Wednesday, November 12, 2014

Why I'm Against Net Neutrality

President Obama expressed his strong support for net neutrality during his visit to China the other day.  Here, briefly, is why I disagree.

First of all, I see any attempt to regulate non-criminal communication in the United States, via the FCC or otherwise, as a violation of the First Amendment, which says "Congress shall make no law ... abridging freedom of speech or press".   I think this prohibition must be taken seriously, lest we slide into societies such as the one in China, where media are controlled by the government.  This means the FCC should keep its hands off media even when their actions would support or enable good things.

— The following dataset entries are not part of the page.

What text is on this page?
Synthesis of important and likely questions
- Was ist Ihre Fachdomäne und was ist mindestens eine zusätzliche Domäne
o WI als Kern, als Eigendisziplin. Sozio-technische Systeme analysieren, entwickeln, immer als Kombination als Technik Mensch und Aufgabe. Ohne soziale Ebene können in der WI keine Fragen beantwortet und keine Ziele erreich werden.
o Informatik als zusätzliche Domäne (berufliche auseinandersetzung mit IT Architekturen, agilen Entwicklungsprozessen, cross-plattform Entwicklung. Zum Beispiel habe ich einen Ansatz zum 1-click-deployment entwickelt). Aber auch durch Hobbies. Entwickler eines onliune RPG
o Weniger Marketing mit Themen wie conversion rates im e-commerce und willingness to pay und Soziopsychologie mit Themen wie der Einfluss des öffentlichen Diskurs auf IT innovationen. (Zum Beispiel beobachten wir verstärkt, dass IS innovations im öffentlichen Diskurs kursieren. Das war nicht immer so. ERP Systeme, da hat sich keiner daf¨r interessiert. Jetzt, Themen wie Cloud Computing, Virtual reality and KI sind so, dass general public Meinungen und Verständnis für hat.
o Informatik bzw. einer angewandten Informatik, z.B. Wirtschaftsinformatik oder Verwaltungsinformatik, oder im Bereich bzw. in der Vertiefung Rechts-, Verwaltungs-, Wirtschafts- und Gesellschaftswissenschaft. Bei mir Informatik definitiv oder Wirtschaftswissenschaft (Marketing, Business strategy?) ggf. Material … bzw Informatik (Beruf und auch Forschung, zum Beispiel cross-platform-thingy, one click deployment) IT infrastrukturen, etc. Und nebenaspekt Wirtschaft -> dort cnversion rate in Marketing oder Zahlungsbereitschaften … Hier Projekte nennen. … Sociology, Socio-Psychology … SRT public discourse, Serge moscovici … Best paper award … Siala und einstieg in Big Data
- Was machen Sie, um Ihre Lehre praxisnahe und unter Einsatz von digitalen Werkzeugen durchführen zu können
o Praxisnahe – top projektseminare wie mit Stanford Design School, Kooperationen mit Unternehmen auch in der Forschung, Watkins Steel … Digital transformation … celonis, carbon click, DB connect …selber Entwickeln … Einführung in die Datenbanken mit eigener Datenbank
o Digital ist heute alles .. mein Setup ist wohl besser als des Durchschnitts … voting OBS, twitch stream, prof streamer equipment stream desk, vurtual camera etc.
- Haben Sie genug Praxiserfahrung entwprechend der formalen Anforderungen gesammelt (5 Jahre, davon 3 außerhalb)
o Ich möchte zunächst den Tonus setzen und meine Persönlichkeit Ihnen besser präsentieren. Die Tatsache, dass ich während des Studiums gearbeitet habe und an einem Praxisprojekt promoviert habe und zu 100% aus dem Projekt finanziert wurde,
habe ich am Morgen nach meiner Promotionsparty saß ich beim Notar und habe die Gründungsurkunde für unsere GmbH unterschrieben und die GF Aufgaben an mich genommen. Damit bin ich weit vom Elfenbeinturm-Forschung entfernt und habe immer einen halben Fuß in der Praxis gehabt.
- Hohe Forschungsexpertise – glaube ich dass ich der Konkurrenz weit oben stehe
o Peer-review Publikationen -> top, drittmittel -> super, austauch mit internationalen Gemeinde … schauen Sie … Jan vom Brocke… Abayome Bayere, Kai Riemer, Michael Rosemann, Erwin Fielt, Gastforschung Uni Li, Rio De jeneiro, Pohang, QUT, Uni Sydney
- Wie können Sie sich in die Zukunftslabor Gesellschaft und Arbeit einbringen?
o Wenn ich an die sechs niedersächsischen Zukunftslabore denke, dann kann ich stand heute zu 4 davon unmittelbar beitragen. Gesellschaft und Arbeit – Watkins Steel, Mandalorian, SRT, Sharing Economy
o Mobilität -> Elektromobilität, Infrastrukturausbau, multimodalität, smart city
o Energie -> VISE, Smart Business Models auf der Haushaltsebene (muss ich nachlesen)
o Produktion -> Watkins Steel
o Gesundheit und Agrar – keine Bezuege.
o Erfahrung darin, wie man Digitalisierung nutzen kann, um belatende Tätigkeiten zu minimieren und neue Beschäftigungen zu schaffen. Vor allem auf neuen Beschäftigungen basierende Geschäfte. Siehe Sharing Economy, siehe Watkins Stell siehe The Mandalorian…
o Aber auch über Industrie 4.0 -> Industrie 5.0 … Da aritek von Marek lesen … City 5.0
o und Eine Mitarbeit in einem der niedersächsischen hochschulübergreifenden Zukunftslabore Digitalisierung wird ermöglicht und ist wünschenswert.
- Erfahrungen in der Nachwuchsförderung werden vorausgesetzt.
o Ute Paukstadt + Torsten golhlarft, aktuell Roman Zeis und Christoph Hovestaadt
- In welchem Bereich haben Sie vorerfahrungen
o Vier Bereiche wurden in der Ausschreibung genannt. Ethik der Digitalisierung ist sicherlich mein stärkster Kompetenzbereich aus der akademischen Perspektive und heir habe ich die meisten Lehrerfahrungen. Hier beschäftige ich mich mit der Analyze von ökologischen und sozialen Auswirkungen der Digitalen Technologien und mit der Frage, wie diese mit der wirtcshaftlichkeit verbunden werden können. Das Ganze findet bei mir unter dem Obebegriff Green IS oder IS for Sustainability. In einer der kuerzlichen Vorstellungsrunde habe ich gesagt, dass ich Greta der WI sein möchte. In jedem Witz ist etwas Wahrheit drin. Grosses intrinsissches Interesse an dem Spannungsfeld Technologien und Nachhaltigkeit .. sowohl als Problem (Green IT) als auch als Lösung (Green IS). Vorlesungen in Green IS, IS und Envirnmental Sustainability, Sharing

But I don't think net neutrality is a good thing.  How many people watch movies and television shows on Netflix?   These statistics say 36 million Americans use Netflix in one way or another, and 63 percent of Americans use Netflix to stream.   How do you feel, when you're streaming a movie or television show on Netflix, when the movie freezes or the connection is lost?    Smoother streaming is what favored access on the Internet is all about.   Note that it would not lock out any person or IP.   It would just give better service to organizations like Netflix and Amazon, which serve millions and millions of people.

Favored, smoother streaming would also help mega-Internet providers such as Verizon and Comcast, which has led some people to say that unless we have net neutrality, big corporations will further dominate communication and media, and thereby American life.    But in our current configuration, huge corporations already dominate our media - traditional media, whether Viacom or Comcast, already have massive power and control over what we're able to see, and when we see it.   Streaming gives people another option - a greater choice over what they see, with more specific options - and, certainly, competition is good for the consumer of television and movies. Net neutrality would weaken this competition, by making Netflix and Amazon less effective.  The result would serve not consumers, but traditional media giants. 

Just to be clear: I would vigorously oppose any attempt to block anyone's access to the Internet, including charging people for that access.  But net neutrality is not needed to maintain those freedoms - and, indeed, it could impede them, by bolstering the corporations that emerged well before the current Internet, don't yet completely understand it, and therefore still stand in the way of the democratization of media that the Internet brings.

Netflix and Amazon  may well say they are in favor of net neutrality, because they would like to have smoother streaming - favored positioning in the Internet - without having to pay for it.   That makes sense in the short run, for any business - keep your expenses down.  But, in the long run, the revolution that Netflix and Amazon are spearheading will benefit from the advantage their programming gives consumers - in comparison to what consumers get from content on the cable providers - whatever Netflix and Amazon have to pay for this.   Net neutrality might save Netflix and Amazon some money today, but it will hinder their growth in the future - as well as other potential content providers such as Google and Apple - by keeping their streaming and content provision at speeds that could be faster and more reliable, and thus more attractive to consumers.